- I want to runing a bert model on dsp for text-pair matching task, so I need to run batch inputs.
- I use snpe-dlc-quantize to quantize my model(bert), so i have to set batch_size to 1.
- while inferencing, i want to change the batch size using the "input_dimensions" argument
snpe-net-run --container model_encoder.dlc --input_list snpe_inputs/encoder_inputs_10.txt --output_dir snpe_output --input_name hidden_states --input_dimensions 4,1,128,312 --input_name attention_mask --input_dimensions 4,1,128,1
and i got this error:
error_code=107; error_message=Changing of dimensions is not supported by layer. error_code=107; error_message=Changing of dimensions is not supported by layer. MatMul layer name MatMul_20; error_component=System Configuration; line_no=1577; thread_id=139909755639552; error_component=System Configuration; line_no=342; thread_id=139909756180480
the layer is self-attention Q*K calculation:
query : [batch, num_heads,seq_len, head_size], key: [batch, num_heads, head_size, seq_len]
MatMul(query, key)
sdk ver: 1.67.0
onnx version: 1.6.0
is there any way, i can change batch_size while using a quantized model? tks~
Dear developer,
Per my understanding, SNPE do not support multibatch if you quantized model in single batch. Please try to quantize your model on multibatch since SNPE will recognize your multibatch.
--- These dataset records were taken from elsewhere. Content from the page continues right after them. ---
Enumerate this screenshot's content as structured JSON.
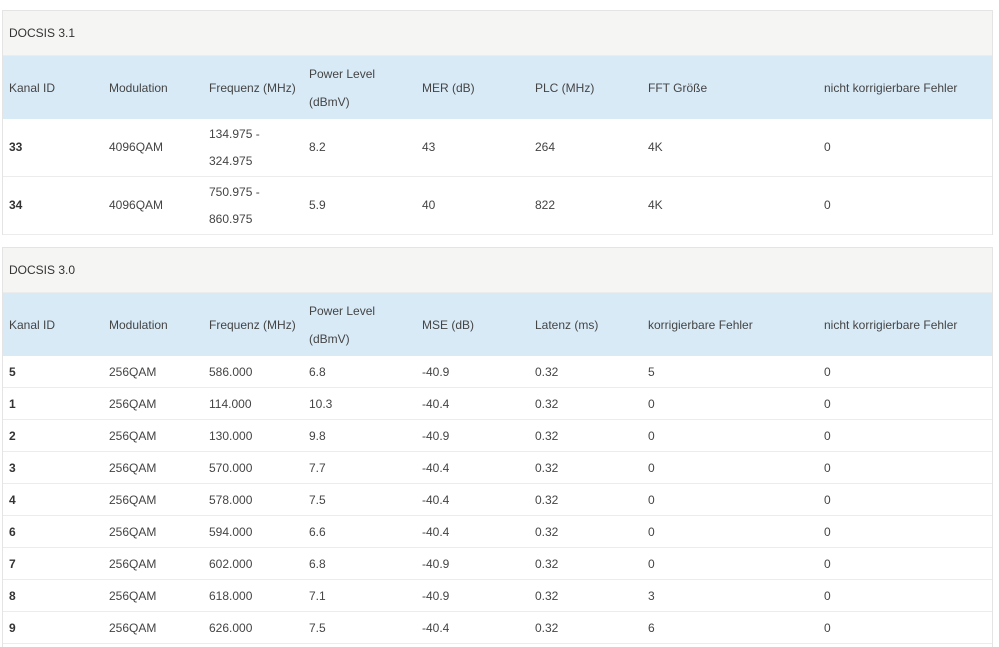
{
  "docsis31": {
    "title": "DOCSIS 3.1",
    "headers": {
      "kanal_id": "Kanal ID",
      "modulation": "Modulation",
      "frequenz": "Frequenz (MHz)",
      "power_1": "Power Level",
      "power_2": "(dBmV)",
      "mer": "MER (dB)",
      "plc": "PLC (MHz)",
      "fft": "FFT Größe",
      "nkf": "nicht korrigierbare Fehler"
    },
    "rows": [
      {
        "id": "33",
        "mod": "4096QAM",
        "freq_1": "134.975 -",
        "freq_2": "324.975",
        "power": "8.2",
        "mer": "43",
        "plc": "264",
        "fft": "4K",
        "nkf": "0"
      },
      {
        "id": "34",
        "mod": "4096QAM",
        "freq_1": "750.975 -",
        "freq_2": "860.975",
        "power": "5.9",
        "mer": "40",
        "plc": "822",
        "fft": "4K",
        "nkf": "0"
      }
    ]
  },
  "docsis30": {
    "title": "DOCSIS 3.0",
    "headers": {
      "kanal_id": "Kanal ID",
      "modulation": "Modulation",
      "frequenz": "Frequenz (MHz)",
      "power_1": "Power Level",
      "power_2": "(dBmV)",
      "mse": "MSE (dB)",
      "latenz": "Latenz (ms)",
      "kf": "korrigierbare Fehler",
      "nkf": "nicht korrigierbare Fehler"
    },
    "rows": [
      {
        "id": "5",
        "mod": "256QAM",
        "freq": "586.000",
        "power": "6.8",
        "mse": "-40.9",
        "lat": "0.32",
        "kf": "5",
        "nkf": "0"
      },
      {
        "id": "1",
        "mod": "256QAM",
        "freq": "114.000",
        "power": "10.3",
        "mse": "-40.4",
        "lat": "0.32",
        "kf": "0",
        "nkf": "0"
      },
      {
        "id": "2",
        "mod": "256QAM",
        "freq": "130.000",
        "power": "9.8",
        "mse": "-40.9",
        "lat": "0.32",
        "kf": "0",
        "nkf": "0"
      },
      {
        "id": "3",
        "mod": "256QAM",
        "freq": "570.000",
        "power": "7.7",
        "mse": "-40.4",
        "lat": "0.32",
        "kf": "0",
        "nkf": "0"
      },
      {
        "id": "4",
        "mod": "256QAM",
        "freq": "578.000",
        "power": "7.5",
        "mse": "-40.4",
        "lat": "0.32",
        "kf": "0",
        "nkf": "0"
      },
      {
        "id": "6",
        "mod": "256QAM",
        "freq": "594.000",
        "power": "6.6",
        "mse": "-40.4",
        "lat": "0.32",
        "kf": "0",
        "nkf": "0"
      },
      {
        "id": "7",
        "mod": "256QAM",
        "freq": "602.000",
        "power": "6.8",
        "mse": "-40.9",
        "lat": "0.32",
        "kf": "0",
        "nkf": "0"
      },
      {
        "id": "8",
        "mod": "256QAM",
        "freq": "618.000",
        "power": "7.1",
        "mse": "-40.9",
        "lat": "0.32",
        "kf": "3",
        "nkf": "0"
      },
      {
        "id": "9",
        "mod": "256QAM",
        "freq": "626.000",
        "power": "7.5",
        "mse": "-40.4",
        "lat": "0.32",
        "kf": "6",
        "nkf": "0"
      }
    ]
  }
}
i use snpe-dlc-quantize to quantize my model. and failed to quantize model with multibatch.
the toturial says: The tool requires the batch dimension of the DLC input file to be set to 1 during the original model conversion step.
Can i convert an onnx model with batch_size=4 to dlc model, and then quantize the dlc model? how to conduct, thank you.
the data i use for quantize is like, every file is a tensor of batch_size=1:
"
#output1name output2name
embeddings:=snpe_inputs/element_embeddings/0.raw attention_mask:=snpe_inputs/element_attention_mask/0.raw
embeddings:=snpe_inputs/element_embeddings/1.raw attention_mask:=snpe_inputs/element_attention_mask/1.raw
embeddings:=snpe_inputs/element_embeddings/2.raw element_attention_mask:=snpe_inputs/element_attention_mask/2.raw
"